En el aire, el multicolor perdía su liderazgo, ya que todos los demás, subieron dejándolo abajo, como si no tuviera derecho a ser dueño del cielo.  

  Mientras, los vecinos acompañaban a los patrulleros hasta la puerta del barrio, desde la cual volvían tristemente, para masticar su resignación adentro de sus ranchos, hasta que alguien señalo al milico solitario y olvidado, que competía con los demás para no perder el primer lugar en el cielo.

  Lentamente fueron rodeándolo, algunos como estaban, otros luego de juntar algún palo, rama, fierro, piedra o lo que fuera necesario para expresarse.  

  Yo, que era el jefe de la villa y recién cumplía veinticinco años, agarre el piolín mirándolo a los ojos, y solo los dientes apretados en mi cara lo hicieron finalmente tomar conciencia, intentando tardíamente tomar su bastón cuando la primera piedra volaba hacia su cabeza, haciéndolo caer hacia atrás donde otro ya le manoteaba la pistola.

  Corrió por su vida mientras manos y manos intentaban atraparlo, haciendo jirones de su uniforme, y ensangrentado atravesó el terraplén entre la mirada sin expresión de los niños adultos, que veían la cacería sin sentir lastima, y los perseguidores que solo se detenían cuando lograban algún trofeo, hasta que lo vieron cruzar la pasarela hacia la selva, desnudo y tambaleante.
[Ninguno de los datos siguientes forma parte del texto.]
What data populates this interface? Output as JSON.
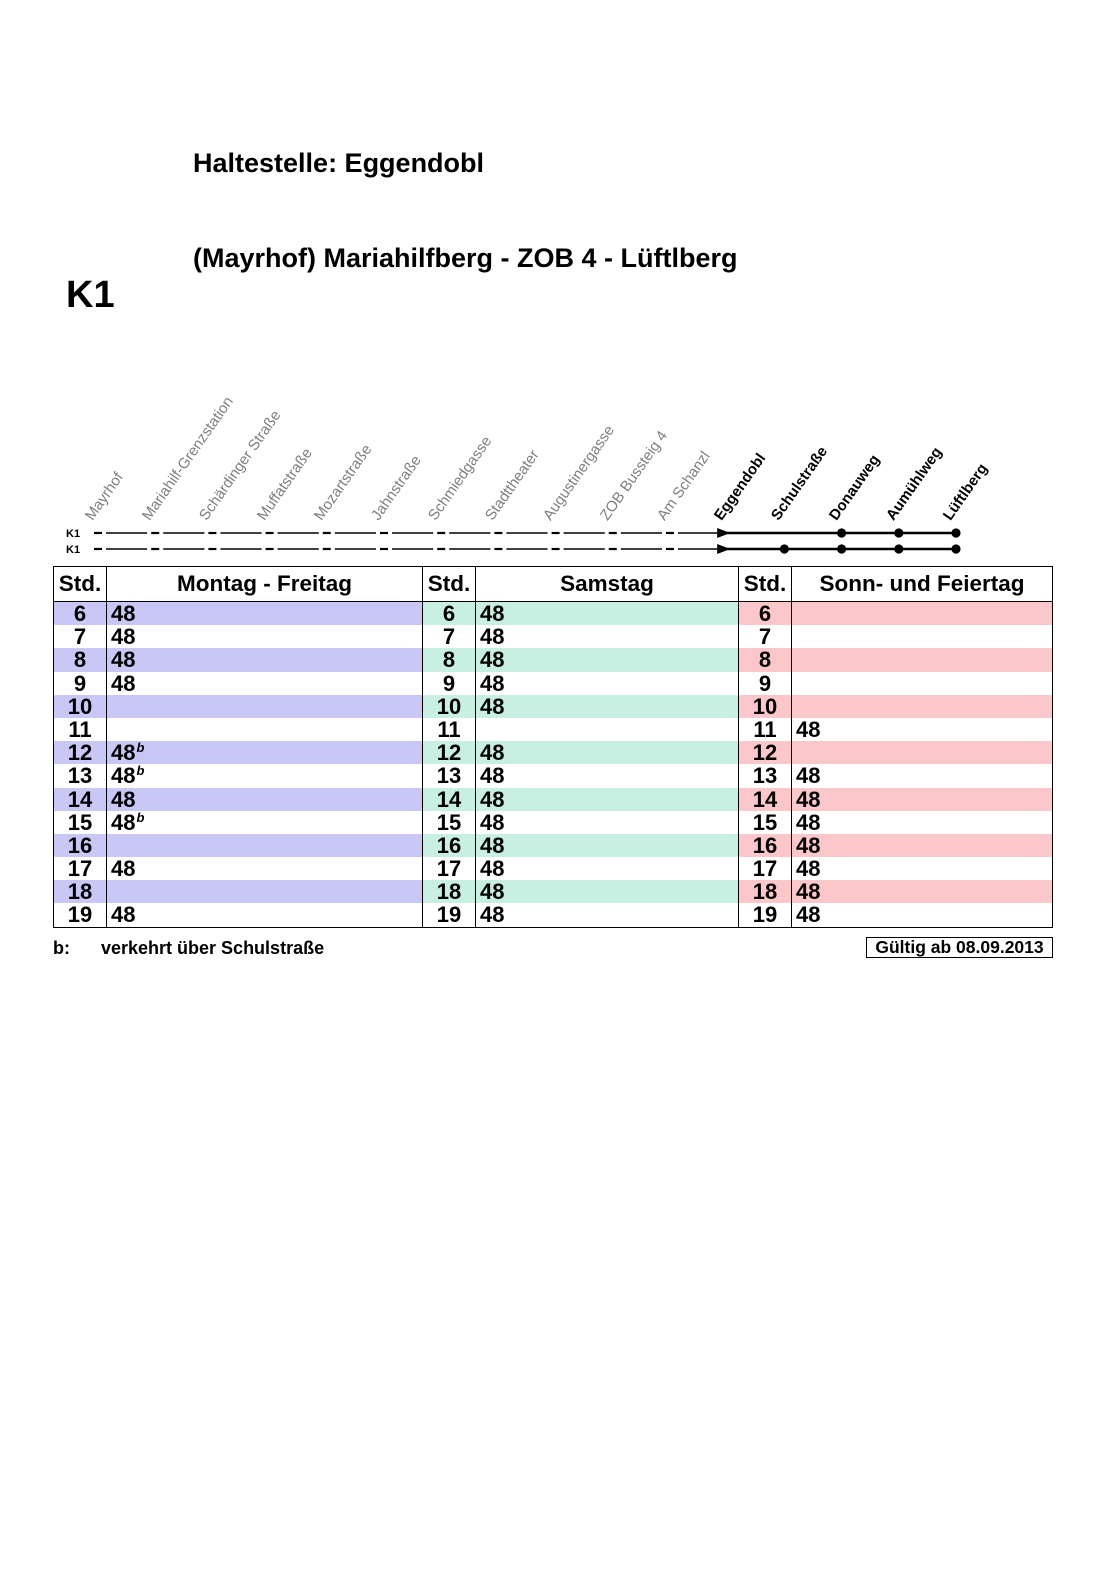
{
  "stop_heading": "Haltestelle: Eggendobl",
  "route_title": "(Mayrhof) Mariahilfberg - ZOB 4 - Lüftlberg",
  "line_number": "K1",
  "route_diagram": {
    "previous_stops": [
      "Mayrhof",
      "Mariahilf-Grenzstation",
      "Schärdinger Straße",
      "Muffatstraße",
      "Mozartstraße",
      "Jahnstraße",
      "Schmiedgasse",
      "Stadttheater",
      "Augustinergasse",
      "ZOB Bussteig 4",
      "Am Schanzl"
    ],
    "current_stop": "Eggendobl",
    "next_stops": [
      "Schulstraße",
      "Donauweg",
      "Aumühlweg",
      "Lüftlberg"
    ],
    "lines": [
      {
        "label": "K1",
        "serves_next": [
          false,
          true,
          true,
          true
        ]
      },
      {
        "label": "K1",
        "serves_next": [
          true,
          true,
          true,
          true
        ]
      }
    ]
  },
  "timetable": {
    "headers": {
      "hour": "Std.",
      "weekday": "Montag - Freitag",
      "saturday": "Samstag",
      "sunday": "Sonn- und Feiertag"
    },
    "rows": [
      {
        "hour": "6",
        "weekday": "48",
        "saturday": "48",
        "sunday": ""
      },
      {
        "hour": "7",
        "weekday": "48",
        "saturday": "48",
        "sunday": ""
      },
      {
        "hour": "8",
        "weekday": "48",
        "saturday": "48",
        "sunday": ""
      },
      {
        "hour": "9",
        "weekday": "48",
        "saturday": "48",
        "sunday": ""
      },
      {
        "hour": "10",
        "weekday": "",
        "saturday": "48",
        "sunday": ""
      },
      {
        "hour": "11",
        "weekday": "",
        "saturday": "",
        "sunday": "48"
      },
      {
        "hour": "12",
        "weekday": "48",
        "weekday_note": "b",
        "saturday": "48",
        "sunday": ""
      },
      {
        "hour": "13",
        "weekday": "48",
        "weekday_note": "b",
        "saturday": "48",
        "sunday": "48"
      },
      {
        "hour": "14",
        "weekday": "48",
        "saturday": "48",
        "sunday": "48"
      },
      {
        "hour": "15",
        "weekday": "48",
        "weekday_note": "b",
        "saturday": "48",
        "sunday": "48"
      },
      {
        "hour": "16",
        "weekday": "",
        "saturday": "48",
        "sunday": "48"
      },
      {
        "hour": "17",
        "weekday": "48",
        "saturday": "48",
        "sunday": "48"
      },
      {
        "hour": "18",
        "weekday": "",
        "saturday": "48",
        "sunday": "48"
      },
      {
        "hour": "19",
        "weekday": "48",
        "saturday": "48",
        "sunday": "48"
      }
    ]
  },
  "footnote": {
    "key": "b:",
    "text": "verkehrt über Schulstraße"
  },
  "valid_from": "Gültig ab 08.09.2013",
  "colors": {
    "weekday_band": "#c9c7f6",
    "saturday_band": "#c7efe2",
    "sunday_band": "#fbc7ca",
    "previous_stop_label": "#7f7f7f"
  }
}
  Y ahí, por las dudas, hicieron una fogata y  montaron guardia, sabiendo que no podría avanzar hacia la fábrica en ese estado sin que los guardias le tiren, y menos pasar por el arroyo, que con solo una mojada podía convertir a una persona en una bola de llagas purulentas, granos, tos convulsa y fiebre.

   …Y así fué, nadie sabe que paso con el policía, dicen que al tiempo salió barbudo y vestido con hojas de palmera, flaco de comer huevos y pichones crudos, para ser el nuevo jefe de la villa.  Yo ya me había entregado sin embargo por su muerte, para salvar al resto, aunque no hubiera cuerpo que enterrar, y el maxi volvió como un héroe, para llevar a su familia a una casa nueva en otro barrio, donada por el gobierno de la ciudad que no sabía cómo tapar tanta publicidad negativa sobre semejante despropósito.

  Estuve incomunicado el primer año, y solo después pude salir al patio y ver el sol y los otros presos, cuando ya se había olvidado todo y nadie me conocía, aunque de alguna manera era sabido que estaba adentro por matar un policía, lo que me daba respeto absoluto, y fui dueño del pabellón sin mucho trabajo.

   Nunca abrí la boca, y solo años después me llego el resto de la historia, y el que me la conto murió ahí donde vos estas sentado.  Ahora decís que el asentamiento fue erradicado así que ya no tengo forma de saber de los que quedaron, cuando salga mañana.  

  Aunque hice buenos negocios acá adentro, mi idea es quedarme tranquilo y poner una panadería. 

_Que tengas suerte. Nunca cierres los dos ojos para dormir.  Otro día seguimos charlando, vos me llamas y te traigo el paquete, vos lo vendes y me das la plata, el veinticinco por ciento para vos, y además nadie te va a tocar.  Yo tenía una vida afuera, a veces me da miedo volver, no sé cómo será... cuidate campeón ¿Me entendés? No confíes en nadie.  Ahora dejame dormir, vos quedate despierto por las dudas… 

(Neneco, en el penal, a los treinta y ocho años, un día antes de recuperar la libertad)

Nota: todos los términos de la jerga carcelaria fueron traducidos para darle comprensión al relato.